Latent Space Translation via Semantic Alignment

Zero-shot stitching of neural networks across architectures, domains, and modalities

NeurIPS 2023

Overview

Different neural networks often learn similar latent representations when exposed to semantically related data, yet this similarity is not immediately usable for transferring knowledge between models. Latent Space Translation via Semantic Alignment introduces a remarkably simple approach: directly estimating transformations between latent spaces using standard algebraic procedures with closed-form solutions.

This method enables zero-shot stitching of independently trained encoders and decoders without any retraining. Given only a small set of semantically corresponding anchor points, we can seamlessly combine networks trained on different architectures, domains, and even modalities—such as stitching text encoders with vision decoders.

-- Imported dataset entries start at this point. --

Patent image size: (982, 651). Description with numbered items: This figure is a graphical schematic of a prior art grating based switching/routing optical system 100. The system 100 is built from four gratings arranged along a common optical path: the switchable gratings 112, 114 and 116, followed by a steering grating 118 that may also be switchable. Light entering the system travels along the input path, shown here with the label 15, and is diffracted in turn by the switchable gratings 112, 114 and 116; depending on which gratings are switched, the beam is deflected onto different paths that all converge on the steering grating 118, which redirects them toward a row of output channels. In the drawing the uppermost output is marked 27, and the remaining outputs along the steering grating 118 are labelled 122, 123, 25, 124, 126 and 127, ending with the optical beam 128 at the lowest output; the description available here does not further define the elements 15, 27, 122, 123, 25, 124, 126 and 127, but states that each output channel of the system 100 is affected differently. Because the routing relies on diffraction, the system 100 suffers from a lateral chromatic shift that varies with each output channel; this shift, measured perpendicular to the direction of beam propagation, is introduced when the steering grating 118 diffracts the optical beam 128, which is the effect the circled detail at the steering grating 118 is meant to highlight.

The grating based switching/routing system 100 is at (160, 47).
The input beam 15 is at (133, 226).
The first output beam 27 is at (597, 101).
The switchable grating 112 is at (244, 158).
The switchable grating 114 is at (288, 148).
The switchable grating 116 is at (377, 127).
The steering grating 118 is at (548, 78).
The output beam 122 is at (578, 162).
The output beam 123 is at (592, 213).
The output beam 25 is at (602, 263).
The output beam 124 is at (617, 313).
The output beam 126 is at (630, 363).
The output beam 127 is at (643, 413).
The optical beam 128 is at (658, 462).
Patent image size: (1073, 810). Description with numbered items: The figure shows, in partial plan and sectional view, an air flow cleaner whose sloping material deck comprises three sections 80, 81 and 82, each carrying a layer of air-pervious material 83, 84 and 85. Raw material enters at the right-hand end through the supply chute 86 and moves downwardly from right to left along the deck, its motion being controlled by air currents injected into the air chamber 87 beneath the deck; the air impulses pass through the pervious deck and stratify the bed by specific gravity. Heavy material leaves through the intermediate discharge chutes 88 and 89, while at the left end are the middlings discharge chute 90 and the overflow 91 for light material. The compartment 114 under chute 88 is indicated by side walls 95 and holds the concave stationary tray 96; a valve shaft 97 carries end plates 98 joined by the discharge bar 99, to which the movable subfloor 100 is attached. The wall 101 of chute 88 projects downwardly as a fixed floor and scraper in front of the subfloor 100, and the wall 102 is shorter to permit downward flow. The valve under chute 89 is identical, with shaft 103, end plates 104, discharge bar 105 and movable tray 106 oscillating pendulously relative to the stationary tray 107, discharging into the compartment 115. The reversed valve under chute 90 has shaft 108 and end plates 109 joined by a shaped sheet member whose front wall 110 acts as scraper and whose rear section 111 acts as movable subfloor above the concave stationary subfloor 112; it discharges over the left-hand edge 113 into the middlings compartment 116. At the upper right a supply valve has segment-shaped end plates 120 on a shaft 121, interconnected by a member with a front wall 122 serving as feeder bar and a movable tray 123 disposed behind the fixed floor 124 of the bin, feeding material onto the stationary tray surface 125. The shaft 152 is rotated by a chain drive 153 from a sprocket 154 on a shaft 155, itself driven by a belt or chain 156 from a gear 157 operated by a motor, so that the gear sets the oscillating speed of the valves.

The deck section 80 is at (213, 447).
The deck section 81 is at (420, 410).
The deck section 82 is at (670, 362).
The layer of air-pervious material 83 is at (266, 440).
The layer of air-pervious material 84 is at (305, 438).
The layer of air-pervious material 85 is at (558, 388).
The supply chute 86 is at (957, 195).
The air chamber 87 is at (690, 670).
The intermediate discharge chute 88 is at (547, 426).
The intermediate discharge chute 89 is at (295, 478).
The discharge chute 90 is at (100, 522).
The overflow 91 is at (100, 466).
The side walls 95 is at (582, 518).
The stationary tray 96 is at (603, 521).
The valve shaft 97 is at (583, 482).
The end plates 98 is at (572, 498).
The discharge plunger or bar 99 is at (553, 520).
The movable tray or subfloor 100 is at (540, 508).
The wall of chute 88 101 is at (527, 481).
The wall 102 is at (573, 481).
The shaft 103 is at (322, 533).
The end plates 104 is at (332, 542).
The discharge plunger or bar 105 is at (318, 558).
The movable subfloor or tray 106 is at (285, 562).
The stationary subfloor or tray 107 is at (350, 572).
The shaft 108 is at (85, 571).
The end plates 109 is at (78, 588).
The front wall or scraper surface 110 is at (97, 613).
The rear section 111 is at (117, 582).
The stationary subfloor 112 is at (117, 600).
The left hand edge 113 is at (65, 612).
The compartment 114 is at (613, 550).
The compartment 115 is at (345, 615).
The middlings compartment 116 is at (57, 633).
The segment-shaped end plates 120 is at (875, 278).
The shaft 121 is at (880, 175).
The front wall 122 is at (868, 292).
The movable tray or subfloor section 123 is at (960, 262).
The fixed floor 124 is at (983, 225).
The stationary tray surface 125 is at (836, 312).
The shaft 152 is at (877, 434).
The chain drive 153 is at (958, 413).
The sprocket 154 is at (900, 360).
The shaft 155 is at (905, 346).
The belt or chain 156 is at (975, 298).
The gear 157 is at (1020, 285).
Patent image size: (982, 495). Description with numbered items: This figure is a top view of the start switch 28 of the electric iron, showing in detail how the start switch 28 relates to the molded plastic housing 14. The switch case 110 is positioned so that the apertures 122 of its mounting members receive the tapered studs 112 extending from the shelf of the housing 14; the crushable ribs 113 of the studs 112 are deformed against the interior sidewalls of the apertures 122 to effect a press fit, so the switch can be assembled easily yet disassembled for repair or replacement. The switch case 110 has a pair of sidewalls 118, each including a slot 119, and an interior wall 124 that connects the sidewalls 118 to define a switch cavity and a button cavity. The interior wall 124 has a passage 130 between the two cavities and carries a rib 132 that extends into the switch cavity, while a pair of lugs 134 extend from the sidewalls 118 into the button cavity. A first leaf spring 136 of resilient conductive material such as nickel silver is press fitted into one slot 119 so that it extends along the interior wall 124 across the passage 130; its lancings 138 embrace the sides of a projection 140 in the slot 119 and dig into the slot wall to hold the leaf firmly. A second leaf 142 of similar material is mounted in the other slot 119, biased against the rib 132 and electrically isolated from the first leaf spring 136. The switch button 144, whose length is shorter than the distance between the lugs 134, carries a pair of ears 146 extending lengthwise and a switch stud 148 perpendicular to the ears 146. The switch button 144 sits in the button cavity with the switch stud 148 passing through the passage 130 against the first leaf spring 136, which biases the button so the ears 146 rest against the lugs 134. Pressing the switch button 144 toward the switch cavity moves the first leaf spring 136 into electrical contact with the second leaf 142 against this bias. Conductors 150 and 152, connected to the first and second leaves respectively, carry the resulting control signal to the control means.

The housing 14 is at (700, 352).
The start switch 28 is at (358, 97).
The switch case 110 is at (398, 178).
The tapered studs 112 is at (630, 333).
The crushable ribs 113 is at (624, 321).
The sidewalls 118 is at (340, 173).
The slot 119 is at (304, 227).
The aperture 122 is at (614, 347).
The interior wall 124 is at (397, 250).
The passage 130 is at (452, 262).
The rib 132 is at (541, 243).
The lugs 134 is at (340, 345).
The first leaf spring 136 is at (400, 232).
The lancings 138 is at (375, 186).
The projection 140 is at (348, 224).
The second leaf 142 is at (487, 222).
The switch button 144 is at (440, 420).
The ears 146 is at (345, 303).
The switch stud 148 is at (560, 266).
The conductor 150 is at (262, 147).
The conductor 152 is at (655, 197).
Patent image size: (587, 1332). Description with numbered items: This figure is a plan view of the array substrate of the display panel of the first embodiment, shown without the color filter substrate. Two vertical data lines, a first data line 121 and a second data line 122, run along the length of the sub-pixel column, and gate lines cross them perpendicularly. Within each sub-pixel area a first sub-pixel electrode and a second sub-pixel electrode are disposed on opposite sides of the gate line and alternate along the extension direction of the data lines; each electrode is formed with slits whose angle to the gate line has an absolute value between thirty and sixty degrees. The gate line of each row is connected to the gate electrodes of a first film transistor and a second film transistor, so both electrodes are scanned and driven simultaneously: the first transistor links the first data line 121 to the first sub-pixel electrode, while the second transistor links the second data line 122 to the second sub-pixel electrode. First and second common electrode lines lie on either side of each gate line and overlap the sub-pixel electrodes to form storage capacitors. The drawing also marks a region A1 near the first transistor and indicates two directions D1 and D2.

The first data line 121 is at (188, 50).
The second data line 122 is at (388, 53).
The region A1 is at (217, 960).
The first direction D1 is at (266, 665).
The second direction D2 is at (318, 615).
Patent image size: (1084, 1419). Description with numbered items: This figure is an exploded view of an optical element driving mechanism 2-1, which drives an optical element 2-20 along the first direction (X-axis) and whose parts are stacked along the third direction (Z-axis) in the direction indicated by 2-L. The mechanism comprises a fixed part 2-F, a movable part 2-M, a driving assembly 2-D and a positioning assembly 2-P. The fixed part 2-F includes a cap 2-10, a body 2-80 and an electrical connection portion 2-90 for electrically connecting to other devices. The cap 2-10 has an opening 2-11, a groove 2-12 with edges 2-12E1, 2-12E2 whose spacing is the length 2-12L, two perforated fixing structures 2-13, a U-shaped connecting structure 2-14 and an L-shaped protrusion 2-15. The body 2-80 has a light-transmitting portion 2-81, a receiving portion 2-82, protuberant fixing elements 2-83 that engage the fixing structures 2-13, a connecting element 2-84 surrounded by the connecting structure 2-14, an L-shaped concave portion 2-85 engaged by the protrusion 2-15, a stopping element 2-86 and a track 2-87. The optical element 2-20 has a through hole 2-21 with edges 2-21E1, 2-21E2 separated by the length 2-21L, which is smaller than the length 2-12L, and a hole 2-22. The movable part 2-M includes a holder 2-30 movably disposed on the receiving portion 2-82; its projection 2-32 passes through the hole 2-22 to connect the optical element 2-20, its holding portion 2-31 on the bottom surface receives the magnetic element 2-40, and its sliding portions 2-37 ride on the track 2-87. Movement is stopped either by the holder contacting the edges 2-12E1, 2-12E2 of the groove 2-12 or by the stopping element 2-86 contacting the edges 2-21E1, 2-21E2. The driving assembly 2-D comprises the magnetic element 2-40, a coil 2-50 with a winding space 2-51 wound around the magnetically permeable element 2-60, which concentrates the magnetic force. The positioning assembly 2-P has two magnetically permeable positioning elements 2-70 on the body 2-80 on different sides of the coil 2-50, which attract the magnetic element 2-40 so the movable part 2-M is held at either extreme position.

Our method enables zero-shot stitching of independently trained encoders and decoders across architectures, domains, and modalities by estimating simple transformations between their latent spaces.
Method overview: We directly translate between absolute latent spaces X and Y by estimating transformation T using semantically aligned anchor points, enabling the use of arbitrarily pre-trained decoders without requiring training on relative representations.

Method: Direct Translation Between Latent Spaces

Problem Formulation

Given two latent spaces \(\mathbf{X} \in \mathbb{R}^{n \times d_1}\) and \(\mathbf{Y} \in \mathbb{R}^{n \times d_2}\), our objective is to estimate a transformation \(\mathcal{T}\) that translates between them:

\[\mathbf{Y} = \mathcal{T}(\mathbf{X})\]

This is achieved by exploiting semantic alignment through a set of parallel anchors—corresponding data points in both spaces that represent the same high-level concepts.

Pre-processing

  1. Dimension matching: Zero-pad the smaller space to match dimensions
  2. Standardization: Apply standard scaling (zero mean, unit variance) using statistics computed on anchor sets

Transformation Classes

We investigate four transformation classes, from most general to most constrained:

  • affine: General affine transformation \(\mathcal{T}(\mathbf{x}) = \mathbf{Rx} + \mathbf{b}\) optimized via gradient descent
  • linear: Linear transformation (\(\mathbf{b} = \mathbf{0}\)) with closed-form least squares solution
  • l-ortho: Orthogonalization of the linear solution via SVD
  • ortho: Optimal orthogonal transformation via Procrustes analysis

The transformation is estimated using only the anchor set, then applied to translate any point from the source to target space.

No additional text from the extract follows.